There was a time when folks DID get excited about seeing the President. When Pres. Reagan passed my business in 1986 on the way to a speech, we could either lose an hour of production while everyone talked about missing the president or shut down for 10-15 minutes two times and let folks pay their respects. It was an easy decision.
I have photos.
Menomonee Falls is suburb in a very Republican district in one of the, if not the most, Republican counties in the state. Rabidly Republican. The size of the crowd - not a suprise at all. There's no way they'd even give Obama the time of day. Funny line, but there's not really much to it.
While Hollywood high rollers line the DCCC's pockets to hob nob with the POTUS idle boxcars line up for twenty miles in Oregon.
Tone deaf much Mr. President?
I'm going to put it down to editing. They probably originally wrote "people lined the streets" and then corrected it to "a few people" w/o rereading it. I do it all the time. Of course, it's not my profession.
Ha!
It seems like it was only yesterday when the President's every speaking event would attract throngs of his devoted worshippers.
Maybe this is a manifestation of the enthusiasm gap that pollsters keep talking about?
Is America's Politico high sarcasm that I don't get?
"Is America's Politico high sarcasm that I don't get?"
Not high sarcasm, just lowly sincerity.
" it made me realize how important and fundamentally awesome it must feel to African-Americans that a black man has reached the pinnacle of American politics."
Proving again that white people are for the most part not racists but almost all blacks are.
"A few people lined the streets...". It gets worse. They're in the industrial park where ZBB Energy, the company Obama visited and where he spoke, is located.
"An audience of about 100, including ZBB employees and others...". Audience of 100? Including employees, some of whom were probably required to attend, or perhaps just strongly encouraged?
"They welcomed the president with a standing round of applause." Not a standing ovation?
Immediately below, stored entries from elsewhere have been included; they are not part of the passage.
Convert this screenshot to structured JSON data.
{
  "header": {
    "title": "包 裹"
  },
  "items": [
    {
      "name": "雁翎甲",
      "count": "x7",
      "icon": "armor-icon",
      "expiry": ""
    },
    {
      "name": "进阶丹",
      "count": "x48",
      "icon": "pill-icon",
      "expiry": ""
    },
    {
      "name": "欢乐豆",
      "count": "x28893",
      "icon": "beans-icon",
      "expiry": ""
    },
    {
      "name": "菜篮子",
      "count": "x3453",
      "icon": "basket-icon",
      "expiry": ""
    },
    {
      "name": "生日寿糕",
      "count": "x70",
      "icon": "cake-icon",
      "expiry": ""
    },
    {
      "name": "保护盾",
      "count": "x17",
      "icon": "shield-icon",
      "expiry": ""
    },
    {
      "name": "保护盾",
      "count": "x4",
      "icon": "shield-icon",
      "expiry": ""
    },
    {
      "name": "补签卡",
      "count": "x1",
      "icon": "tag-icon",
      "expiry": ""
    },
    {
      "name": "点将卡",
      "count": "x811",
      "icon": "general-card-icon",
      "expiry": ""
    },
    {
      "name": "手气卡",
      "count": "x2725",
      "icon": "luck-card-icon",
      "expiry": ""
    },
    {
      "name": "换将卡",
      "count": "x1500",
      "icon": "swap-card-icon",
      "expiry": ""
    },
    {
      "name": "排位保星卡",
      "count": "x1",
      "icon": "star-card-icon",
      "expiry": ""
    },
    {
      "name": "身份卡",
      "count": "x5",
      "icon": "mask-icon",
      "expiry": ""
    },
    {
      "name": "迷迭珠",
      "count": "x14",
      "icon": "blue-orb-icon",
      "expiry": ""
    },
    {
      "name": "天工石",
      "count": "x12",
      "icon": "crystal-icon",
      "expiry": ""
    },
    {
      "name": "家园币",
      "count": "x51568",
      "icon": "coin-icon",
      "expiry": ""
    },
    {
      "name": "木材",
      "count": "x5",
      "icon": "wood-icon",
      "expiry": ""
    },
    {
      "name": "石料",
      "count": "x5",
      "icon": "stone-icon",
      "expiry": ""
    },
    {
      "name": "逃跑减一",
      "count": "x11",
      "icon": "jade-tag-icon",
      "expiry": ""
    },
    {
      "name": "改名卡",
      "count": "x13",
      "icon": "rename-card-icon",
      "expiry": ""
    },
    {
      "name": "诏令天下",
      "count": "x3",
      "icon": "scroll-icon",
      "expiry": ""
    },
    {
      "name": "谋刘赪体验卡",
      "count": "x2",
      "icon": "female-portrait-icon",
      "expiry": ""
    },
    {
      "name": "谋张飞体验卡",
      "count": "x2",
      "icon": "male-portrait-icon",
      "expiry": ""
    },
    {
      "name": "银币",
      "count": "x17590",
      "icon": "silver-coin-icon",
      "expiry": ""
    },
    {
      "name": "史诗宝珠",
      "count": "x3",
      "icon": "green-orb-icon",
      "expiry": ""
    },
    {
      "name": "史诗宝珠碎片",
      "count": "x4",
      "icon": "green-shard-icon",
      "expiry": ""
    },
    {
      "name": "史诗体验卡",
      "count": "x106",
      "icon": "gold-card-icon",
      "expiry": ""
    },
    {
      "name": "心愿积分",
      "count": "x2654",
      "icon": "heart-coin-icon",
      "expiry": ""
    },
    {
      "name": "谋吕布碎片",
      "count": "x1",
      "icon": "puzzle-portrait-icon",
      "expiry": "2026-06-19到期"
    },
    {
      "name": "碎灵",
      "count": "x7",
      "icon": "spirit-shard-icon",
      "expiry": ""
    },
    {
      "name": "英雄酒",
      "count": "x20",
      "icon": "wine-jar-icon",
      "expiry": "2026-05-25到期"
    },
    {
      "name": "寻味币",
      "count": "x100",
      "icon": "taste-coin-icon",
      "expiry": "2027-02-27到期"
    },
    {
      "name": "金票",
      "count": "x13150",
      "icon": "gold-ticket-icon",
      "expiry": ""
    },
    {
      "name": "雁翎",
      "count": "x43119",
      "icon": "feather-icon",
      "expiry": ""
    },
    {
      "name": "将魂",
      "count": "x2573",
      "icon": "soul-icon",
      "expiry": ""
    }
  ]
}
Yep, you're absolutely right: "When Obama came to Menomonee Falls, Wisconsin, basically nobody gave a damn"
Bart: What happened?
Krusty: Aw, don't worry about that. You're just finished, that's all.
Bart: Finished?
Krusty: Ehh, it happens all the time. That's show business for you: one day you're the most important guy that ever lived, the next day you're some shmoe working in a box factory.
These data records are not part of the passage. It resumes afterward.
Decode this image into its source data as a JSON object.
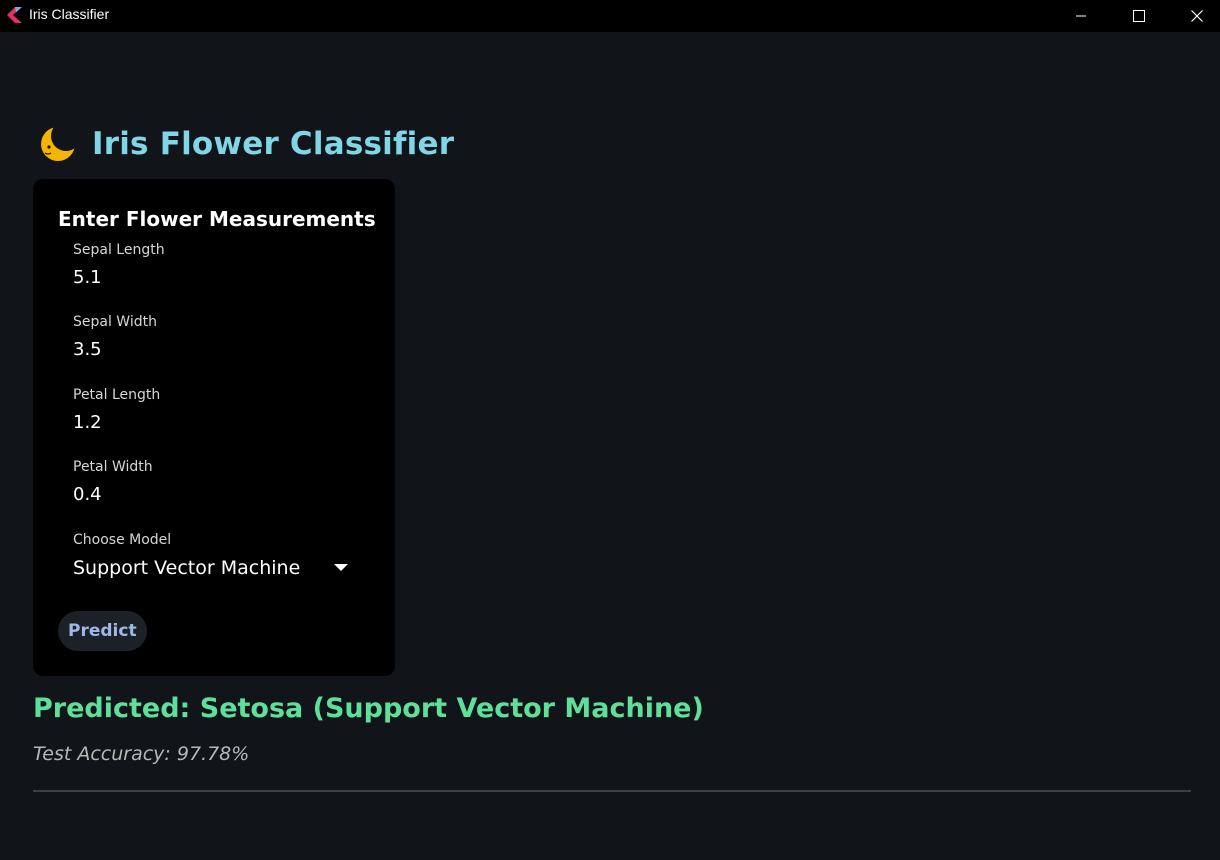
{
  "window": {
    "title": "Iris Classifier",
    "controls": [
      "minimize",
      "maximize",
      "close"
    ]
  },
  "header": {
    "icon": "crescent-moon-icon",
    "title": "Iris Flower Classifier"
  },
  "form": {
    "title": "Enter Flower Measurements",
    "fields": [
      {
        "label": "Sepal Length",
        "value": "5.1"
      },
      {
        "label": "Sepal Width",
        "value": "3.5"
      },
      {
        "label": "Petal Length",
        "value": "1.2"
      },
      {
        "label": "Petal Width",
        "value": "0.4"
      }
    ],
    "model": {
      "label": "Choose Model",
      "selected": "Support Vector Machine"
    },
    "predict_label": "Predict"
  },
  "result": {
    "prediction": "Predicted: Setosa (Support Vector Machine)",
    "accuracy": "Test Accuracy: 97.78%"
  },
  "colors": {
    "background": "#111418",
    "card": "#000000",
    "title": "#7fd6e6",
    "prediction": "#5ee09a",
    "button_text": "#9fb8e8"
  }
}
the funny part is that Obama has been going around saying I didn't do it
I don't know, there's something about the name "ZBB". It just sounds made up, like the name of a big anonymous corp. in the Simpsons.
Comrade,
I wrote that without even seeing your comment! I guess there's a weird vibe to this whole thing that brings to mind the absurdity of the Simpsons world.
"And yet, no matter how many Tea Party people peaceably assemble to petition for redress of grievances, it never actually forms a crowd in the minds of the MSM."
Until it hits critical mass and goes from "invisible" to "racist mob" as if by a single additional Who shouting "Yip!" unmasking a vast chorus of little people shouting the N-word.
"How do a few people line streets?" Raggedly, I'd guess. The few people that were there were lined up along the curb. That's what I get from the original. I think it evokes a fairly precise image of a sparse crowd. You're looking too hard for bias.
I lined a street in Alexandria next to Sam Donaldson when Reagan left the United Way's HQ (around the corner from my office) after filming a commercial. Sam was stymied by the security tent and looked it. Reagan smiled and waved from the car, and everyone else (maybe 10 people) but Sam waved back.
WV - triststr - Tiger's targets
I would have forgotten he was coming to area, except the presidential helicopter buzzed the house and woke me from my nap.
This was actually a thinly disguised fundraising trip for Barrett, I believe. Why line the streets just to watch them go line their pockets?
A few people lined the streets...
Or, in the words of Buford T. Justice:
Get in the car, Junior. We're surrounded by a mental case.
Why has no company ever sold a single zinc bromide battery...
Maybe because they only come in packs of two?